Para conocer esta historia de amor y de muerte movamos nuestras coordenadas hasta el habanerísimo Paseo del Prado, pero durante la época en que era nombrado Alameda de Isabel II. Allí, en el Teatro Tacón, nos pondremos al tanto de tan tristes sucesos.
Partamos, pues, hacia el siglo XIX, teniendo como destino el Templo de las Zarzuelas.
PARA LA HABANA, UN COLISEO
En el año 1838 Cuba es la azucarera de la cual se sirven todas las mesas del mundo, condición privilegiada ya adquirida tras la Revolución haitiana. En el citado año, nuestro paisaje se encuentra tachonado por un millar de fábricas del dulce alimento.
A los henchidos bolsillos corresponderá un desenfrenado auge cultural. Y un domingo abre sus puertas el colosal Teatro Tacón, así nombrado para honrar al gobernador, egocentrista desaforado.
Se asegura que el interior fue construido para competir con los mejores teatros de Europa, y con estructura, capacidad y elegancia muy semejantes a las del Teatro Real de Madrid y del Liceo de Barcelona.
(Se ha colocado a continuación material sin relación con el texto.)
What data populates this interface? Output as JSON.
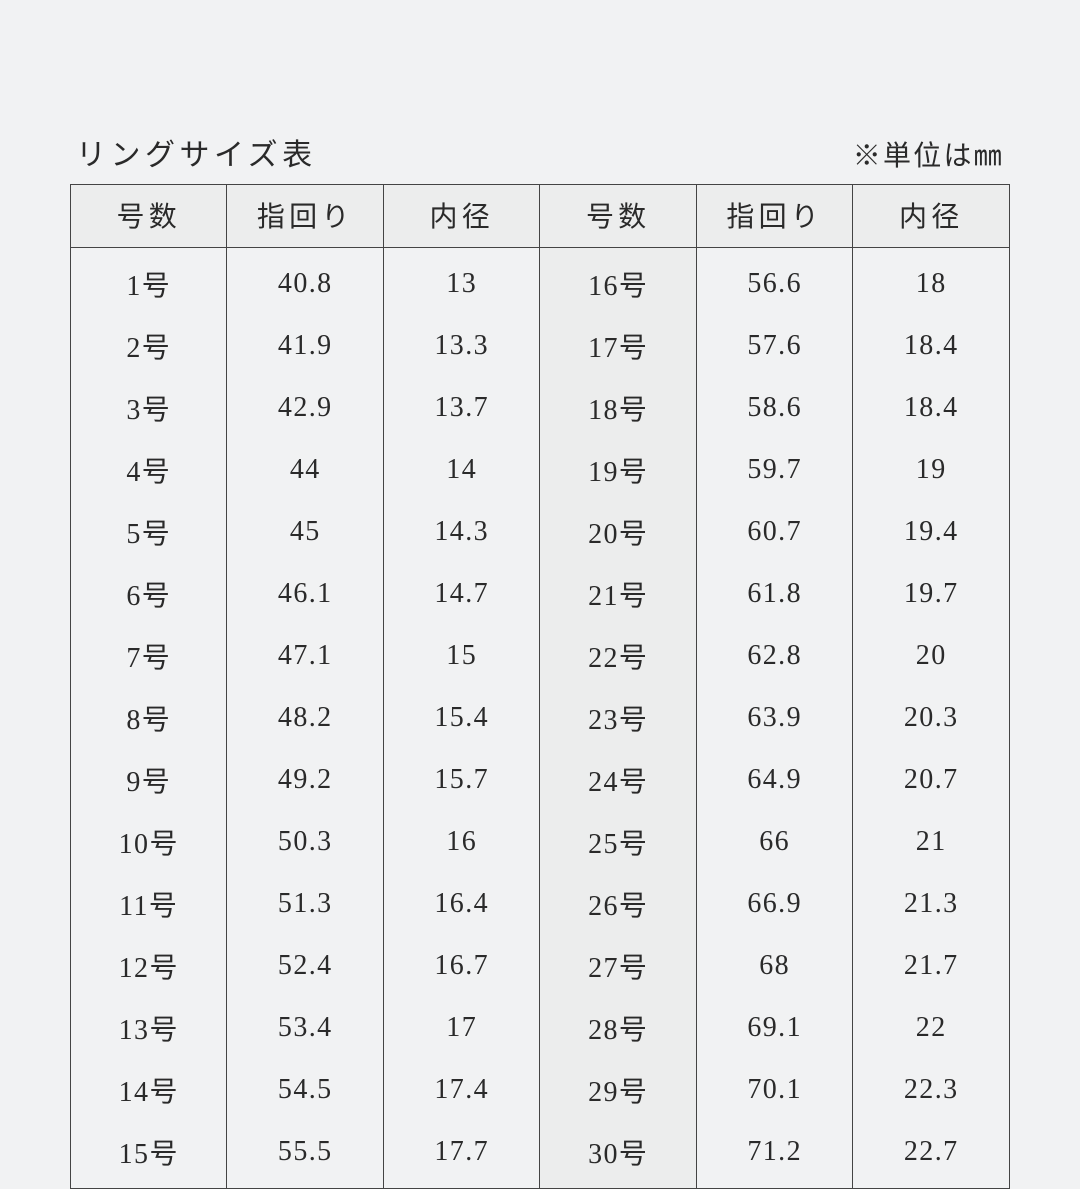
{
  "title": "リングサイズ表",
  "units_note": "※単位は㎜",
  "columns": [
    "号数",
    "指回り",
    "内径",
    "号数",
    "指回り",
    "内径"
  ],
  "colors": {
    "page_bg": "#f1f2f3",
    "header_bg": "#eceded",
    "shade_bg": "#eceded",
    "border": "#444444",
    "text": "#2a2a2a"
  },
  "typography": {
    "family": "serif / Mincho",
    "title_size_pt": 22,
    "header_size_pt": 21,
    "cell_size_pt": 21
  },
  "table_type": "table",
  "rows": [
    [
      "1号",
      "40.8",
      "13",
      "16号",
      "56.6",
      "18"
    ],
    [
      "2号",
      "41.9",
      "13.3",
      "17号",
      "57.6",
      "18.4"
    ],
    [
      "3号",
      "42.9",
      "13.7",
      "18号",
      "58.6",
      "18.4"
    ],
    [
      "4号",
      "44",
      "14",
      "19号",
      "59.7",
      "19"
    ],
    [
      "5号",
      "45",
      "14.3",
      "20号",
      "60.7",
      "19.4"
    ],
    [
      "6号",
      "46.1",
      "14.7",
      "21号",
      "61.8",
      "19.7"
    ],
    [
      "7号",
      "47.1",
      "15",
      "22号",
      "62.8",
      "20"
    ],
    [
      "8号",
      "48.2",
      "15.4",
      "23号",
      "63.9",
      "20.3"
    ],
    [
      "9号",
      "49.2",
      "15.7",
      "24号",
      "64.9",
      "20.7"
    ],
    [
      "10号",
      "50.3",
      "16",
      "25号",
      "66",
      "21"
    ],
    [
      "11号",
      "51.3",
      "16.4",
      "26号",
      "66.9",
      "21.3"
    ],
    [
      "12号",
      "52.4",
      "16.7",
      "27号",
      "68",
      "21.7"
    ],
    [
      "13号",
      "53.4",
      "17",
      "28号",
      "69.1",
      "22"
    ],
    [
      "14号",
      "54.5",
      "17.4",
      "29号",
      "70.1",
      "22.3"
    ],
    [
      "15号",
      "55.5",
      "17.7",
      "30号",
      "71.2",
      "22.7"
    ]
  ]
}
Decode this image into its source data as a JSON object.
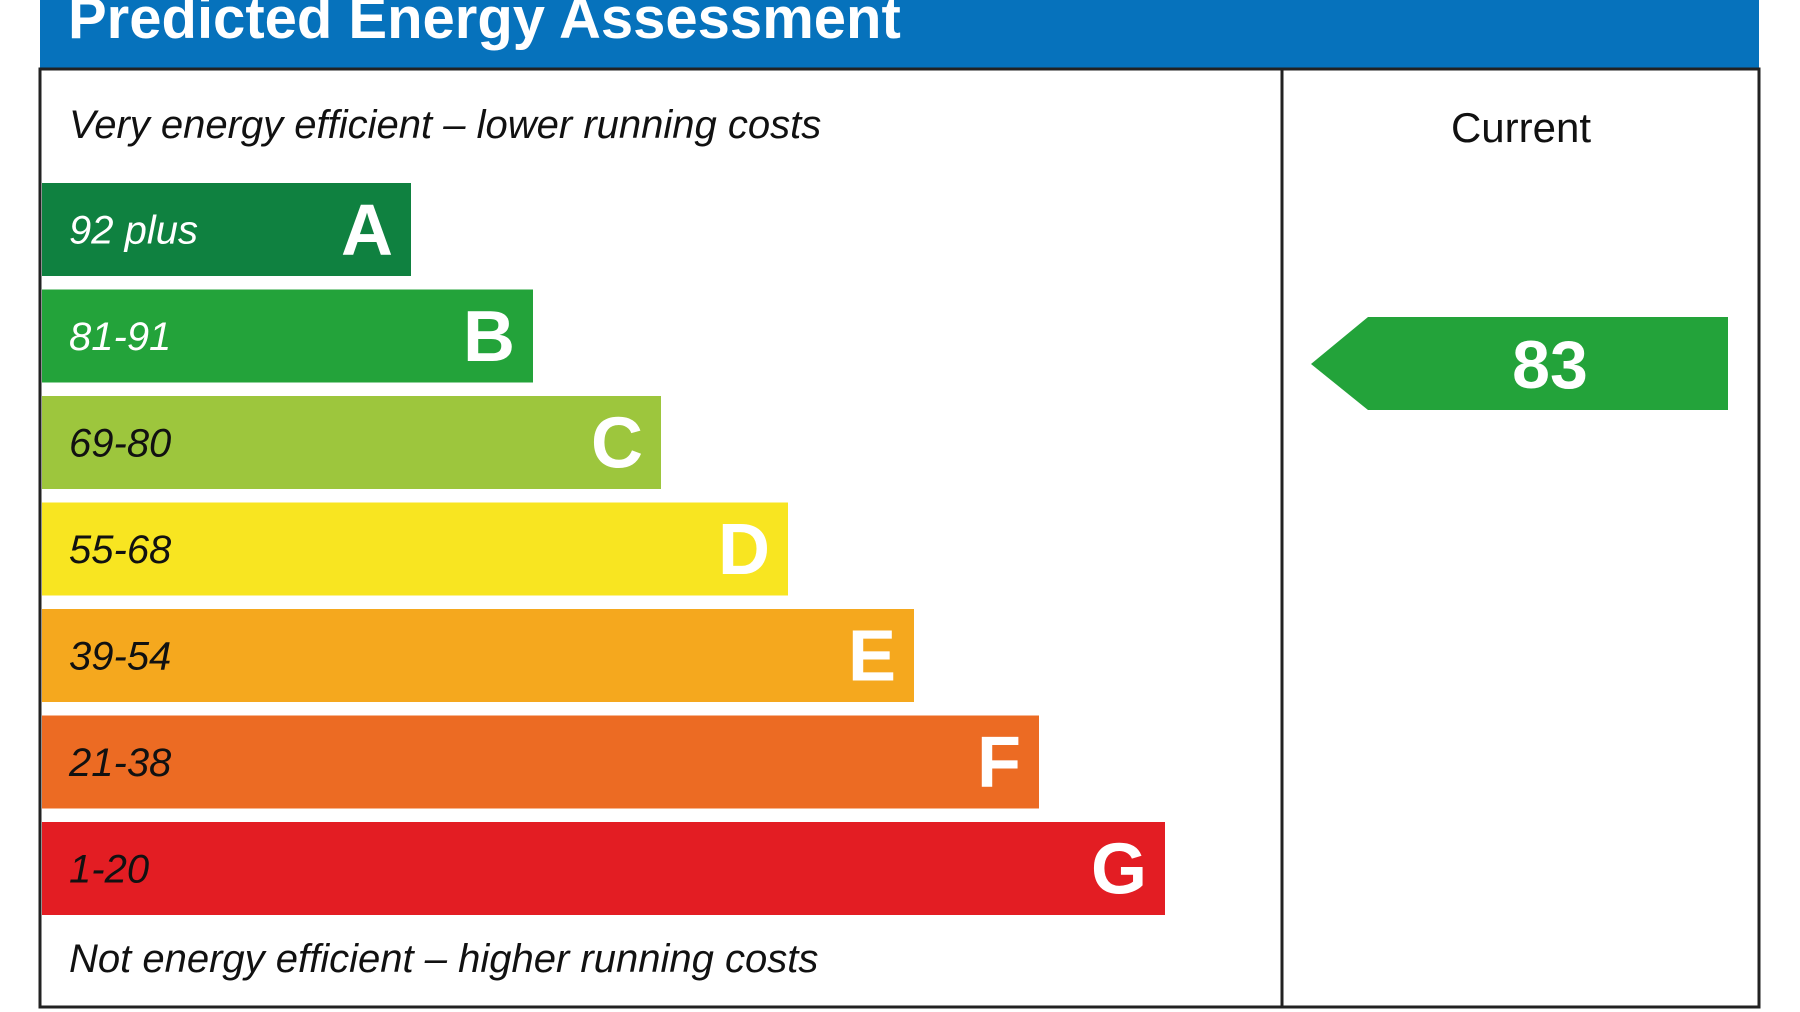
{
  "header": {
    "title": "Predicted Energy Assessment"
  },
  "top_label": "Very energy efficient – lower running costs",
  "bottom_label": "Not energy efficient – higher running costs",
  "bands": [
    {
      "range": "92 plus",
      "letter": "A",
      "color": "#0f8140",
      "text_color": "#ffffff"
    },
    {
      "range": "81-91",
      "letter": "B",
      "color": "#23a33a",
      "text_color": "#ffffff"
    },
    {
      "range": "69-80",
      "letter": "C",
      "color": "#9dc63d",
      "text_color": "#111111"
    },
    {
      "range": "55-68",
      "letter": "D",
      "color": "#f8e521",
      "text_color": "#111111"
    },
    {
      "range": "39-54",
      "letter": "E",
      "color": "#f5a81e",
      "text_color": "#111111"
    },
    {
      "range": "21-38",
      "letter": "F",
      "color": "#ec6b23",
      "text_color": "#111111"
    },
    {
      "range": "1-20",
      "letter": "G",
      "color": "#e31d23",
      "text_color": "#111111"
    }
  ],
  "current": {
    "label": "Current",
    "rating": 83,
    "color": "#23a33a"
  }
}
Baste decir que —aunque el gobierno donó el terreno, la piedra y el trabajo esclavo— el coliseo costó 400 000 pesos de la época, lo cual era muchísimo decir. Podía albergar a 5000 espectadores. Colgaba sobre la platea una espectacular lámpara de vidrio que inspiró la copla “Tres cosas tiene La Habana / que causan admiración: / son el Morro, La Cabaña / y la araña del Tacón”.
Se dijo que ir a La Habana y no conocer al Tacón, era como visitar Pisa y no ver la celebérrima torre inclinada.
Como dato curioso anótese que el jefe de los tramoyistas, el italiano Antonio Meucci, para comunicarse con sus subordinados en aquel teatro gigantesco tuvo que inventar el teléfono, cuya paternidad le fue escamoteada por Alexander Graham Bell.
LOS CRÍMENES
En los años 40 del siglo antepasado, actuaba en el Tacón, con éxito total de público, el matrimonio que formaban Juanita González y Francisco Domínguez. Con llenos diarios pusieron en escena zarzuelas como El duende, Todos son raptos, La picaresca, Un embuste y una boda y Jugar con fuego.
Al éxito profesional sumó la pareja la alegría que le brindaba su hija, la pequeña Matilde, que ya mostraba vocación para seguir el camino artístico de los progenitores.
Juanita y Francisco efectuaron una gira por ciudades del interior, con lo cual redondearon una bonita fortuna, y finalmente fijaron su residencia en Cienfuegos. Y, cuando todo parecía depararles un futuro color de rosa, Francisco mató a puñaladas a su esposa y se suicidó. Ah, pero este sería solo el primer capítulo de una tétrica historia.
Pasó el tiempo. Tal como desde su niñez prometía, la huérfana Matilde ya en sus días veinteañeros era la figura descollante del Teatro Tacón.
El 22 de noviembre de 1853 es aclamada en el gran coliseo por su interpretación de la Luisa en El valle de Andorra, con música de Hernando Gaztambide. Sin lugar a dudas, su desgracia familiar había encontrado un paliativo en el rotundo triunfo sobre las tablas. Pero unas horas después, a las 7:00 de la mañana del siguiente día, algo parecido a la maldición de una estirpe se abatió sobre ella.
Sí, cuando amanecía el 23 de noviembre de 1853 iba a repetirse, una generación después, el drama de Francisco y Juanita: Matilde sucumbía ante el puñal esgrimido por su esposo, quien también iba a resultar muerto, por propia mano.
El hecho causó consternación en la ciudad habanera, y el cadáver de la actriz fue llevado en hombros de sus admiradores hasta el lugar de su reposo definitivo.
Y allí, en el antiguo Cementerio de Espada, en medio del sollozo de cantantes, músicos y tramoyistas, y entre los acordes de la orquesta de la compañía zarzuelera, se oyó a algún fatalista exclamar: “¡Es una herencia de sangre!”.